When the towers came down on 9/11, a friend in Paris emailed me to observe that we, too, had now “lost our virginity,” by which he meant that the peace and sense of insular security we’d known for so long had now been violated like that of Paris and London.

My reaction on watching the latest scenes of barbarism in Paris, was “welcome to the new normal.”

The UN approximates the number of people in worldwide migration today at about 250 million. These are individuals and families fleeing economic hopelessness, persecution, slavery, and violence. The fight or flight reaction, however, has two components. A small minority of young people with no hope of opportunity may choose to fight and join the violent nihilist movements striking out where there is no light. We become their targets.

Just as we once believed that interdiction and incarceration would make us safe from alcohol and drugs, we imagine that the billions we spend on surveillance, border patrols, and Homeland Security will protect us from massive global migrations or the vengeance of rogue groups bent on retribution.

True global peace and stability will come only when all nations offer their citizens Liberté, Egalité and Fraternité, the national motto of France, which inspired our own Revolution and today… we share their grief.

One Response to “Middle East Inferno: Fight or Flight?”

the only crop from Burkino Faso is cotton. The finest cotton in the world. The natives who harvest this cotton receive just 3% of it’s value. If they received 30% their income would increase by 1,000% and they would have road ,infrastructure medicine and above all EDUCATION.Mali is one of the poorest countries in Africa a continent that boasts probably more natural resources than any other but to buy one night at the luxury Radison Hotel with it’s air conditioning and swimming pool recently the scene of barbaric carnage would cost a native of Mali 5 years income.
Radicalism whether it is in the poor countries or the ghettos of the wealthy comes from poverty.
When Baptista controlled Cuba whose only product was sugar and whose plantations were controlled by the US the people were so poor that in order to make ends meet the male members of the family had to prostitute their female members ,many just bairns to visiting Americans and when Cuba decided to take back their country and their dignity the US embargoed the country for half a century and undermined it’s government to force a return to the previous status quo.
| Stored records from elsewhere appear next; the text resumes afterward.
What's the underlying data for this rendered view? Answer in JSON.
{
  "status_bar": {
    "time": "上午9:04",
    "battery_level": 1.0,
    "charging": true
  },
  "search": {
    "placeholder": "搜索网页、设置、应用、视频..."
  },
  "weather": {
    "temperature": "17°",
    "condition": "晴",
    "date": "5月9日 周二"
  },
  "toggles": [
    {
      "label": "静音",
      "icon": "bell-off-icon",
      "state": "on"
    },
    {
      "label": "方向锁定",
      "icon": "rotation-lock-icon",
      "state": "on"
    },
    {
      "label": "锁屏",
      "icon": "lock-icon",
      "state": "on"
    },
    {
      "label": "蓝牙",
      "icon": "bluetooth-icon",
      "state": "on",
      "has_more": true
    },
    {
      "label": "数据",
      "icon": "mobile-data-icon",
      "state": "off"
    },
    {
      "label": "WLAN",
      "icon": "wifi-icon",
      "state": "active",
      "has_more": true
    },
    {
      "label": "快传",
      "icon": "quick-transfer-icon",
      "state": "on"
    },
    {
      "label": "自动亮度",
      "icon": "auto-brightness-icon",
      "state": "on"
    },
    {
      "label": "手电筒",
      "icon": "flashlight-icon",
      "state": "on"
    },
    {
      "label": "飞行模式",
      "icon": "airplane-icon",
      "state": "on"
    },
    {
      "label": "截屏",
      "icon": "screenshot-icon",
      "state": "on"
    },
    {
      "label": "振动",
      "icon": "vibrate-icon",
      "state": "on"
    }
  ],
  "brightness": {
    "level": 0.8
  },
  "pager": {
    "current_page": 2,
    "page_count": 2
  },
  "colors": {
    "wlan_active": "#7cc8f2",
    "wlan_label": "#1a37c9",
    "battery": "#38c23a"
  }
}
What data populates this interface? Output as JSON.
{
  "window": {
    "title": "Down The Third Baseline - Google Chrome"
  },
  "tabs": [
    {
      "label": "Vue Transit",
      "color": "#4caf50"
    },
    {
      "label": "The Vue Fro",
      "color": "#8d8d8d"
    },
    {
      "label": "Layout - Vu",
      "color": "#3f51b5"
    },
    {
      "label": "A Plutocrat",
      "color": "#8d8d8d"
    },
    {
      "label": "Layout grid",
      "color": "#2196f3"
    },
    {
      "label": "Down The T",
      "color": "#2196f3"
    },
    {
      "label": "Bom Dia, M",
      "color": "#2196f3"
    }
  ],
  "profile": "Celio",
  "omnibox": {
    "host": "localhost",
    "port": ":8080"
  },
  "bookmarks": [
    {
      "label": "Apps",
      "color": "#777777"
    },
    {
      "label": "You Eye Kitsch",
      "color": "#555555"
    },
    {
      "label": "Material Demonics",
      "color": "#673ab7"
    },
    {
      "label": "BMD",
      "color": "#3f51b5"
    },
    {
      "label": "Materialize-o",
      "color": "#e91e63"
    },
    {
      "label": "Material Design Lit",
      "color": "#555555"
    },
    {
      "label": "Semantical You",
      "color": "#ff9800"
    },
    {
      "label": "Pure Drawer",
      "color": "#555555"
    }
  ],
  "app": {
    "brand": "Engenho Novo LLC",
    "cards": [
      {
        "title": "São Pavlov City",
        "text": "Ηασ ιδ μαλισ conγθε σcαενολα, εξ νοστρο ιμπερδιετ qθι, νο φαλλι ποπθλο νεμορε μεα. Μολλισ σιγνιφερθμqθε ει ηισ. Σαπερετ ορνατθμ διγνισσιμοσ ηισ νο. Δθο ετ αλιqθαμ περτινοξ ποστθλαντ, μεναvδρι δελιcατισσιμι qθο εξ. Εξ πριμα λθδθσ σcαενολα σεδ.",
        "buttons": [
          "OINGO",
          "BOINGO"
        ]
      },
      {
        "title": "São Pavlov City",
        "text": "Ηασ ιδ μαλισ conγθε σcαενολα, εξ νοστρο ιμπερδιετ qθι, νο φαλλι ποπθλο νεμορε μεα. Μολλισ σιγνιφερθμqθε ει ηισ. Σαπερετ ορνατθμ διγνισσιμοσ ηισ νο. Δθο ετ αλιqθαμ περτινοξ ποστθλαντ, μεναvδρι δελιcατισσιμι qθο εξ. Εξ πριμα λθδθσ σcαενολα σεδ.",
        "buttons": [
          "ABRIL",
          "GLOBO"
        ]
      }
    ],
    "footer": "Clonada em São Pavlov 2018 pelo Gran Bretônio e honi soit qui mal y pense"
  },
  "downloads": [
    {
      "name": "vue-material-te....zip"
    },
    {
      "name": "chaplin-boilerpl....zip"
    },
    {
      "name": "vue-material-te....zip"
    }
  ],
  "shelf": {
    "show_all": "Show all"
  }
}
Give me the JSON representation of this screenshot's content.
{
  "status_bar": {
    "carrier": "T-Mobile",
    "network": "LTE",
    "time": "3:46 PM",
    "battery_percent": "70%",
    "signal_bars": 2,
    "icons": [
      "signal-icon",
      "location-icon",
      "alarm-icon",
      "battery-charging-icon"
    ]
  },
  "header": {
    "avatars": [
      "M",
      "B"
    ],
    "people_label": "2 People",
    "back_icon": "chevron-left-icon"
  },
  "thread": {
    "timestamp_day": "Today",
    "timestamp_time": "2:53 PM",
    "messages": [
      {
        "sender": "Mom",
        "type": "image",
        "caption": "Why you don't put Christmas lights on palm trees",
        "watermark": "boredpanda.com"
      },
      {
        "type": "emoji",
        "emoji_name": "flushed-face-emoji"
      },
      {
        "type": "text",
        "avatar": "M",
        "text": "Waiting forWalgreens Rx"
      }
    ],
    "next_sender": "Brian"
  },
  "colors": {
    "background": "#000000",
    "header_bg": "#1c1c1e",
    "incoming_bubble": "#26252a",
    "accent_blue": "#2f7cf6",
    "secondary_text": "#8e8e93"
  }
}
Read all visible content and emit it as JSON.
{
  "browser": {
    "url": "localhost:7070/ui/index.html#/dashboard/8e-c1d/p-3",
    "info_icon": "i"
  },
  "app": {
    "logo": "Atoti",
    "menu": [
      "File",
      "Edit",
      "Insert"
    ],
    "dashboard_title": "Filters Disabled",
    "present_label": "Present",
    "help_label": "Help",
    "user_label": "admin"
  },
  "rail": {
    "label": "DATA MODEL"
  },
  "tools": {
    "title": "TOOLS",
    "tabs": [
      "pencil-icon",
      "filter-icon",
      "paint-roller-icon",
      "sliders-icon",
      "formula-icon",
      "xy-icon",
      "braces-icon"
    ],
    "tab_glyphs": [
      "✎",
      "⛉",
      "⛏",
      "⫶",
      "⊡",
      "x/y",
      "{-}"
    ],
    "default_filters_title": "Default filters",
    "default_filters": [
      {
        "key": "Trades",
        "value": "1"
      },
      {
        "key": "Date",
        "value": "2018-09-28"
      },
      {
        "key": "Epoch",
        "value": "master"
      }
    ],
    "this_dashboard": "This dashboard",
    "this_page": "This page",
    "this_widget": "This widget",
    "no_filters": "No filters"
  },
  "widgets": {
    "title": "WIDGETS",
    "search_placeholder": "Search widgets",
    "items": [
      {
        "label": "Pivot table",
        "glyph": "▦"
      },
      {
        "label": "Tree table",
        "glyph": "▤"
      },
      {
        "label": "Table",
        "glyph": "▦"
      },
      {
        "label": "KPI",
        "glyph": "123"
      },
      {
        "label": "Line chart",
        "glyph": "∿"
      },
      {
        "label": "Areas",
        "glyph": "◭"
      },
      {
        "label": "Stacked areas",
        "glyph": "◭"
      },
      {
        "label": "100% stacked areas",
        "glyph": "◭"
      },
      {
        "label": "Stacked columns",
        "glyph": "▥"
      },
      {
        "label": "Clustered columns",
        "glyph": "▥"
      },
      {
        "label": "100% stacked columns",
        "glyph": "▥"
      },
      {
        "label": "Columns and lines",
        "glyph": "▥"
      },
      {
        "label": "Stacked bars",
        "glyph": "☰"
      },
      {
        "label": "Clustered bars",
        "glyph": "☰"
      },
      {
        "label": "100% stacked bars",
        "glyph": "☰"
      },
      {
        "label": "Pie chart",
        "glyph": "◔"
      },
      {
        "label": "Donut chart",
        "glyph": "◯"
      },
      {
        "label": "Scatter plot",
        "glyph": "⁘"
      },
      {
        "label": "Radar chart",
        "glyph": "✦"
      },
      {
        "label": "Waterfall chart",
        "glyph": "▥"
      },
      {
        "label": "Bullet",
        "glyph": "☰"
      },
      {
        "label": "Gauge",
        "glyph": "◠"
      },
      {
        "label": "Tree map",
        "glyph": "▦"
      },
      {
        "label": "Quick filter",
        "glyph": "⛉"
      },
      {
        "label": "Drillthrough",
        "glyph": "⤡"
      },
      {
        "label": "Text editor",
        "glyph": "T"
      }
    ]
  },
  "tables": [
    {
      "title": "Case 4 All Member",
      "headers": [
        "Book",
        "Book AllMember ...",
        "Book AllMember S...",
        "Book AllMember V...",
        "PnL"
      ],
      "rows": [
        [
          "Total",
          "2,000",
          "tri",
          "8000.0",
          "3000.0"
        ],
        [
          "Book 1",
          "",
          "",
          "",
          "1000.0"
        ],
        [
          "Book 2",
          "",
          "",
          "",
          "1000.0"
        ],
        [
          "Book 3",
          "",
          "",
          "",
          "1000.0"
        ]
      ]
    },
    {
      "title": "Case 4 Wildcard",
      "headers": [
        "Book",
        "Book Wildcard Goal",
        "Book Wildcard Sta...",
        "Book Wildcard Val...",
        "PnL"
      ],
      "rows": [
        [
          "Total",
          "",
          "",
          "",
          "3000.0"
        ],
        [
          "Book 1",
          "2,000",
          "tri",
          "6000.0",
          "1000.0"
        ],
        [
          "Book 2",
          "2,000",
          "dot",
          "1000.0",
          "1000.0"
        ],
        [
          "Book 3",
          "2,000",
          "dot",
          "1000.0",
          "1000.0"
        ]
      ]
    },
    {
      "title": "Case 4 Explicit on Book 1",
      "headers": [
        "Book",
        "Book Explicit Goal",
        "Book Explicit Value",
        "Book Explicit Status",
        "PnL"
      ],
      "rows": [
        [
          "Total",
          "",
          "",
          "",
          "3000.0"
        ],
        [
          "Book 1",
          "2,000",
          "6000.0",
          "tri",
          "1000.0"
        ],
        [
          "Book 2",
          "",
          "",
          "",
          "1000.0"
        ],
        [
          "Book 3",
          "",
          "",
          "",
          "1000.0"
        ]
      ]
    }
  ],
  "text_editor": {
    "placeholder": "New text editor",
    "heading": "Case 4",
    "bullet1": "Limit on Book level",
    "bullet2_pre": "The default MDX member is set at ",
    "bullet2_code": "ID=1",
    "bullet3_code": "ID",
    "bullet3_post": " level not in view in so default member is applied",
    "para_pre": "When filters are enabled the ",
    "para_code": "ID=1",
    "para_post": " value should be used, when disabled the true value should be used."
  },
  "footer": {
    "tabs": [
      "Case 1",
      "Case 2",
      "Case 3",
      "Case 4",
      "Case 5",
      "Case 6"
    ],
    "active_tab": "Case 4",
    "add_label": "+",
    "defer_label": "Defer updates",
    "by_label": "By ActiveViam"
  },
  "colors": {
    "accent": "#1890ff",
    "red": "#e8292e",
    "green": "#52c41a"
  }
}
When there is a world that produces enough to feed ALL of it’s people but because of the GREED of the few 40% starve the starving will adopt any extreme doctrine if only out of revenge.

In the 60’s a UK bank saw a great business opportunity in the Belgium Congo which had recently been given it’s independence. Start a civil war ,stop the export of it’s minerals and because they own the minerals next door they can make a killing. When the greatest peacemaker of the 20th century threatened to stop this “GRAVY TRAIN” they blew up his plane.
It was not terrorists who first used the bomb on a plane to pursue an interest it was the UK and that interest was PROFIT.
Since when the death toll in that country ,potentially the wealthiest in the world but where grinding poverty is only matched by Burkina Faso ,the DEATH TOLL has topped 2million.